According to Bloomberg on the 21st (local time), Goldman Sachs’ Global Market Research Group recently stated in a client memo that “The likelihood of Republicans taking both the White House and Congress is high,” and “In this case, the Federal Reserve (Fed) may raise the benchmark interest rate due to the possibility of economic overheating, leading to a rise in long-term Treasury yields.” Experts predict that if Trump is re-elected, he will push for economic stimulus measures such as expansionary fiscal policy and tax cuts. This could increase concerns about inflation and increase the issuance of Treasury bonds, resulting in higher Treasury yields and a fall in Treasury prices.
When U.S. Treasury yields rise, the dollar’s value typically increases. In particular, Trump’s strengthening of import tariffs to protect American industries will also be a factor in a strong dollar. Reducing imports leads to a drop in the outflow of dollars, which in turn lowers the availability of dollars abroad and eventually slows the growth rate of U.S. exporting nations. “The Trump effect will negatively affect the euro, yuan, Mexican peso, etc., so it will lead to a rise in the dollar’s value,” according to Deutsche Bank strategist Allan Ruskin’s analysis. The peso, which had rebounded last year, dropped by about 2% after Trump’s victory in the Iowa Caucus. As the U.S. election draws near and the possibility of Trump’s winning increases, the yuan may come under more pressure as well.

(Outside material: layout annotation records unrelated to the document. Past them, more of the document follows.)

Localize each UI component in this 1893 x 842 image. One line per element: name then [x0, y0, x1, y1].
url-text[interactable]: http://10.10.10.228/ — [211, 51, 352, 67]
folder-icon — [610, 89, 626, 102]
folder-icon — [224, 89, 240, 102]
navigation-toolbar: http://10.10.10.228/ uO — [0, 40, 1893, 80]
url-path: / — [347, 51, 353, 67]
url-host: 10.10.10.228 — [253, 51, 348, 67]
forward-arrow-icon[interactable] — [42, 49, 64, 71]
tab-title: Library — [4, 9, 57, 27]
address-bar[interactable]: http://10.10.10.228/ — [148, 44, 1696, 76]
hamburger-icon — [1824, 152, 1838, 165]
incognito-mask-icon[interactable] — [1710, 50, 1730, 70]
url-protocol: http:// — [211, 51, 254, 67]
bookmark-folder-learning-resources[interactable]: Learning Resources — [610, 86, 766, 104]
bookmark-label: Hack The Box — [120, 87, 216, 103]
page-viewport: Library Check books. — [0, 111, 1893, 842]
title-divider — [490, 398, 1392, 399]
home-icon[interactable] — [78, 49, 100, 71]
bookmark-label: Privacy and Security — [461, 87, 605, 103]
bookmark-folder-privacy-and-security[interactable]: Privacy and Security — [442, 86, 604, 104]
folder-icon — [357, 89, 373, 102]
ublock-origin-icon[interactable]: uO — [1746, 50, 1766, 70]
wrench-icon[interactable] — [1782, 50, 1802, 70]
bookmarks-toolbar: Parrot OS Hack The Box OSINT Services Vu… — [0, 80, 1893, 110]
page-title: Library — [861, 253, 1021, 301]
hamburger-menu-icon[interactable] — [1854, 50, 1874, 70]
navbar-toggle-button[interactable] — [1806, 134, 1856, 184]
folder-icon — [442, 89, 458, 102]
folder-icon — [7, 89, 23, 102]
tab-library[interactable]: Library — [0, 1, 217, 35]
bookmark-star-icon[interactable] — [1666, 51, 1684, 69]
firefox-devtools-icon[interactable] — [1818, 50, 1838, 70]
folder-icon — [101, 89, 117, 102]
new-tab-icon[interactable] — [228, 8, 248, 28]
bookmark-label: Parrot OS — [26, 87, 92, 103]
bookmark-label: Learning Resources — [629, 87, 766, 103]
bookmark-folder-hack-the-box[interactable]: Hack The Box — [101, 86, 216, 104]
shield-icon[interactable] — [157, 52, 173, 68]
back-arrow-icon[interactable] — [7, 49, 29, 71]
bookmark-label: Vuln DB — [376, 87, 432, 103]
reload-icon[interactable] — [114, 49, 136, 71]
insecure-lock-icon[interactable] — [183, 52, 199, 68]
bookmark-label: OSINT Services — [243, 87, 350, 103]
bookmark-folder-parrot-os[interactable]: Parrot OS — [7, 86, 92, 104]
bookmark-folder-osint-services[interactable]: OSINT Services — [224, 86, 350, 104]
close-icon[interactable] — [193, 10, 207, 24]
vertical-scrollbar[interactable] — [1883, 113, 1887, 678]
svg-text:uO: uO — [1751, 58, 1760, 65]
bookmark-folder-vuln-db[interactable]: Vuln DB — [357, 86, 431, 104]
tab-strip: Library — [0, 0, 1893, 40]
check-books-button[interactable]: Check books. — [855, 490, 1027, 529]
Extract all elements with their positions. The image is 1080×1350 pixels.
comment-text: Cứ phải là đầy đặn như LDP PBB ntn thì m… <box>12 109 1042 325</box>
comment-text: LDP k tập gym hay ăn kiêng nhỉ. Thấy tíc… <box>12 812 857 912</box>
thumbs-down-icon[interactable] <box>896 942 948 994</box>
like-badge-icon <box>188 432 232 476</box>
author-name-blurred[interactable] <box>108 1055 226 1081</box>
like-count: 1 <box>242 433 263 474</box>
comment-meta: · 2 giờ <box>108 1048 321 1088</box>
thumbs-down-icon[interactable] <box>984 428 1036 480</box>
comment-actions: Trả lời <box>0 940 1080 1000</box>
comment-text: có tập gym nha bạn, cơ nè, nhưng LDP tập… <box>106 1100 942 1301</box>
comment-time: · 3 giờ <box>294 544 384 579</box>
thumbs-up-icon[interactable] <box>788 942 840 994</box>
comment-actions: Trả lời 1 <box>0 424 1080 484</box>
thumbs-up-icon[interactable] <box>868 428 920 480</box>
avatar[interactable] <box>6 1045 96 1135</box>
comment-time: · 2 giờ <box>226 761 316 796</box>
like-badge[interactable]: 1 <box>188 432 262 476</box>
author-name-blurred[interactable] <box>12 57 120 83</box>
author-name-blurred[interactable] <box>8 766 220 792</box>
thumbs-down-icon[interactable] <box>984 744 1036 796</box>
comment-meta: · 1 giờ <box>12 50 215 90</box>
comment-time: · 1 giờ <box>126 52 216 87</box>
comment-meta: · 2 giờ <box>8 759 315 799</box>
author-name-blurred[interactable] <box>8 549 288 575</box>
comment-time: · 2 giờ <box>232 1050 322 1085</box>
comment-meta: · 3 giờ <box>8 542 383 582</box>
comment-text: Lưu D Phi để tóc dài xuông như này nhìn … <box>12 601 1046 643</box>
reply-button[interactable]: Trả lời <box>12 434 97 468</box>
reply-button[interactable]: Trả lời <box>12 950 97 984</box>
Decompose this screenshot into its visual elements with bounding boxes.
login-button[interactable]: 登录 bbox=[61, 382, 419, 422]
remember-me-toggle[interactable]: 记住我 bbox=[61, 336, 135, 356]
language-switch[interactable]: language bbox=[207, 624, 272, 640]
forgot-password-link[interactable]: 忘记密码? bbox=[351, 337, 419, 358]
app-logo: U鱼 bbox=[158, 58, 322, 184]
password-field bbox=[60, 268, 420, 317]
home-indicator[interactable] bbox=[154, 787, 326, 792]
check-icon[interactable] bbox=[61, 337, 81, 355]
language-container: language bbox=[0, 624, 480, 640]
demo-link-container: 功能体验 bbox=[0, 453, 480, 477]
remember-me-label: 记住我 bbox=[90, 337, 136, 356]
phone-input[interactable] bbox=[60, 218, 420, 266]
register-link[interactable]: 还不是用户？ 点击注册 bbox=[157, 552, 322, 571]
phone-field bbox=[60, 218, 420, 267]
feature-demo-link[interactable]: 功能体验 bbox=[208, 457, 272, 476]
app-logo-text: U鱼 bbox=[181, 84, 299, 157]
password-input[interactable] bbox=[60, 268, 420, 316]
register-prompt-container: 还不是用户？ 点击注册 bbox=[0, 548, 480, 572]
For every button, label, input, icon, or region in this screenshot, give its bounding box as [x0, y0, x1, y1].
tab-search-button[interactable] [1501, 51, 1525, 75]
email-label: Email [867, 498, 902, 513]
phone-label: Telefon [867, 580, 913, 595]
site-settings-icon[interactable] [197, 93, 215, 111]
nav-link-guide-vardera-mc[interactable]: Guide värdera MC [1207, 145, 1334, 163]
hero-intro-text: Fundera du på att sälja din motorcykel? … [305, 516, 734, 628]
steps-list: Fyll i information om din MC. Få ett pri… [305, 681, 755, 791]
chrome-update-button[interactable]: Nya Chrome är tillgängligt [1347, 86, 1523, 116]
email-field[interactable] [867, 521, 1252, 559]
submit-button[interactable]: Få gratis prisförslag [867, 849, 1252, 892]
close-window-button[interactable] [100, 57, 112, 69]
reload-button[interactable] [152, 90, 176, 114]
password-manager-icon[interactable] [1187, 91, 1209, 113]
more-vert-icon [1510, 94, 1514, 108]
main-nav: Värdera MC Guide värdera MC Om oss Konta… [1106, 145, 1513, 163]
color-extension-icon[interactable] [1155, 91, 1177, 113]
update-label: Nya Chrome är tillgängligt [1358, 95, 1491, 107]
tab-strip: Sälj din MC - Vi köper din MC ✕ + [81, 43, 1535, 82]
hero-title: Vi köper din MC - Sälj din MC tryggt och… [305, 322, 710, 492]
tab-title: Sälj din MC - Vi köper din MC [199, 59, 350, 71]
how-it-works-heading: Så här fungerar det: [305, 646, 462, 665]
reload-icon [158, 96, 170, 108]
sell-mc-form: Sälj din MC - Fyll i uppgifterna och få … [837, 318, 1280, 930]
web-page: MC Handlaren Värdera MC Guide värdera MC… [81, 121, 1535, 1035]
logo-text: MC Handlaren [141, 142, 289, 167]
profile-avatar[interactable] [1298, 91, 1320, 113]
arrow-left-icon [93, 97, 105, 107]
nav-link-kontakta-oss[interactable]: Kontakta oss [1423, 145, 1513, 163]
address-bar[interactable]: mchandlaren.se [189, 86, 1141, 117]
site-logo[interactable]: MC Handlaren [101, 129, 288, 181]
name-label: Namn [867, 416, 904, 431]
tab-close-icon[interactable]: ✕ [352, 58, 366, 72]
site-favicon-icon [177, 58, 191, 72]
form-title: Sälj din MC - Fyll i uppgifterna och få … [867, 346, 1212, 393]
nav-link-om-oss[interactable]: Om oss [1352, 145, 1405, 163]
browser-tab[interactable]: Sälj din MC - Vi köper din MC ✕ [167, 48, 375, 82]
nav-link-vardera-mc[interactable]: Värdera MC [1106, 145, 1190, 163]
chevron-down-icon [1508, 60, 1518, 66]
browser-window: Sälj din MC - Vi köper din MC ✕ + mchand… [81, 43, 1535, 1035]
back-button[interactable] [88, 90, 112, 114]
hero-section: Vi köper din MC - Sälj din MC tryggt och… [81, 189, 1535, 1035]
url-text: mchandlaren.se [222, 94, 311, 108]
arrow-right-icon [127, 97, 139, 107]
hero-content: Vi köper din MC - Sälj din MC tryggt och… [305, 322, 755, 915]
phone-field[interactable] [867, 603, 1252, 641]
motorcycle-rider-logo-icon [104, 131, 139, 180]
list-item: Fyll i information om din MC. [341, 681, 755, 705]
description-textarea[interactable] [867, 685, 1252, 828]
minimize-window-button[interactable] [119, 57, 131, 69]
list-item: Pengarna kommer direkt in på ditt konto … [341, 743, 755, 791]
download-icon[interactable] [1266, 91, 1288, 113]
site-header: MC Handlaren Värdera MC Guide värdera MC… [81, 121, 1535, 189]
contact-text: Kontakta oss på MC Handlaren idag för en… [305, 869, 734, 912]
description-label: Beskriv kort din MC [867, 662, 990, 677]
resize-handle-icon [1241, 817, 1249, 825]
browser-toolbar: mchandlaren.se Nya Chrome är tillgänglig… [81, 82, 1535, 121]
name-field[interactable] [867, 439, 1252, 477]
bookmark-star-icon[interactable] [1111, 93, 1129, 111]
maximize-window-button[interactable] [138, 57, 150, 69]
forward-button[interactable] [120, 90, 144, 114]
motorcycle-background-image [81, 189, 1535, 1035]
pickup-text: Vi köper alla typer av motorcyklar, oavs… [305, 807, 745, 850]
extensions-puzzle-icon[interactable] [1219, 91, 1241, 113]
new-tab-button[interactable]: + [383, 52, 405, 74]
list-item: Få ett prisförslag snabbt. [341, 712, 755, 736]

On the other hand, there have been observations that Trump would deliberately pursue a weak dollar to protect domestic industries. Consumer preference for American goods over imports may increase if the dollar’s value falls and import prices rise in the U.S. The Financial Times (FT) stated, “Trump may try to impose a 10% tariff on all imports, but he will face fierce resistance at home and abroad. Since a weak dollar is an easier way to boost domestic manufacturing, he may focus more on exchange rates rather than tariffs.